The ES3 states needs to be reset, otherwise the TexSubImage2D used for
clear doesn't do what we think it does.

Bug:  780771 
Cq-Include-Trybots: master.tryserver.chromium.android:android_optional_gpu_tests_rel;master.tryserver.chromium.linux:linux_optional_gpu_tests_rel;master.tryserver.chromium.mac:mac_optional_gpu_tests_rel;master.tryserver.chromium.win:win_optional_gpu_tests_rel
Change-Id: Iaebbd19e7a150e80e4d5c718cbaf76c385a32c04
Reviewed-on: https://chromium-review.googlesource.com/754361
Commit-Queue: Antoine Labour <piman@chromium.org>
Reviewed-by: Zhenyao Mo <zmo@chromium.org>
Cr-Commit-Position: refs/heads/master@{#514247}
[modify] https://crrev.com/5e48f901879796bf05fe124fdf82b45fe1d47bf2/gpu/command_buffer/service/feature_info.cc
[modify] https://crrev.com/5e48f901879796bf05fe124fdf82b45fe1d47bf2/gpu/command_buffer/service/gles2_cmd_decoder.cc
[modify] https://crrev.com/5e48f901879796bf05fe124fdf82b45fe1d47bf2/gpu/command_buffer/service/gles2_cmd_decoder_unittest_base.cc
[modify] https://crrev.com/5e48f901879796bf05fe124fdf82b45fe1d47bf2/gpu/command_buffer/service/gles2_cmd_decoder_unittest_textures.cc
[modify] https://crrev.com/5e48f901879796bf05fe124fdf82b45fe1d47bf2/gpu/command_buffer/service/test_helper.cc

ClusterFuzz has detected this issue as fixed in range 514242:514268.
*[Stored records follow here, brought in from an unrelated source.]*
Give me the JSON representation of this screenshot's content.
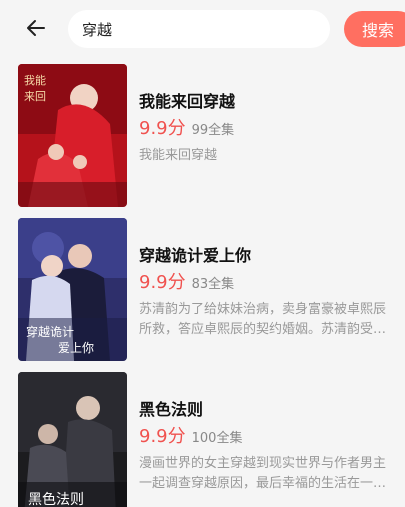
{
  "search": {
    "value": "穿越",
    "button_label": "搜索"
  },
  "results": [
    {
      "title": "我能来回穿越",
      "score": "9.9分",
      "episodes": "99全集",
      "desc_lines": [
        "我能来回穿越"
      ],
      "cover_text": "我能来回"
    },
    {
      "title": "穿越诡计爱上你",
      "score": "9.9分",
      "episodes": "83全集",
      "desc_lines": [
        "苏清韵为了给妹妹治病，卖身富豪被卓熙辰",
        "所救，答应卓熙辰的契约婚姻。苏清韵受…"
      ],
      "cover_text": "穿越诡计 爱上你"
    },
    {
      "title": "黑色法则",
      "score": "9.9分",
      "episodes": "100全集",
      "desc_lines": [
        "漫画世界的女主穿越到现实世界与作者男主",
        "一起调查穿越原因，最后幸福的生活在一…"
      ],
      "cover_text": "黑色法则"
    }
  ]
}
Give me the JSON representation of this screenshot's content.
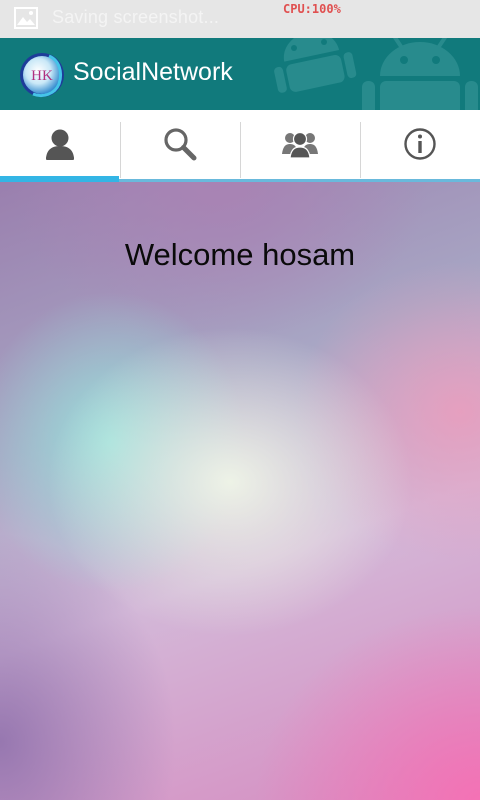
{
  "status_bar": {
    "icon": "image-icon",
    "notification_text": "Saving screenshot...",
    "cpu_text": "CPU:100%"
  },
  "action_bar": {
    "logo": "hk-logo",
    "logo_text": "HK",
    "title": "SocialNetwork",
    "color": "#117a7c"
  },
  "tabs": [
    {
      "icon": "person-icon",
      "selected": true
    },
    {
      "icon": "search-icon",
      "selected": false
    },
    {
      "icon": "group-icon",
      "selected": false
    },
    {
      "icon": "info-icon",
      "selected": false
    }
  ],
  "accent_color": "#33b5e5",
  "content": {
    "welcome_text": "Welcome hosam"
  }
}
Detailed report: https://clusterfuzz.com/testcase?key=6543648954253312

Fuzzer: libFuzzer_gpu_angle_fuzzer
Job Type: libfuzzer_chrome_asan_debug
Platform Id: linux

Crash Type: CHECK failure
Crash Address: 
Crash State:
  glGetError() == GL_NO_ERROR in feature_info.cc
  gpu::gles2::IsGL_REDSupportedOnFBOs
  gpu::gles2::FeatureInfo::InitializeFeatures
  
Sanitizer: address (ASAN)

Regressed: https://clusterfuzz.com/revisions?job=libfuzzer_chrome_asan_debug&range=512661:512688
Fixed: https://clusterfuzz.com/revisions?job=libfuzzer_chrome_asan_debug&range=514242:514268

Reproducer Testcase: https://clusterfuzz.com/download?testcase_id=6543648954253312

See https://chromium.googlesource.com/chromium/src/+/master/testing/libfuzzer/reference.md for more information.

If you suspect that the result above is incorrect, try re-doing that job on the test case report page.

ClusterFuzz testcase 6543648954253312 is verified as fixed, so closing issue as verified.

If this is incorrect, please add ClusterFuzz-Wrong label and re-open the issue.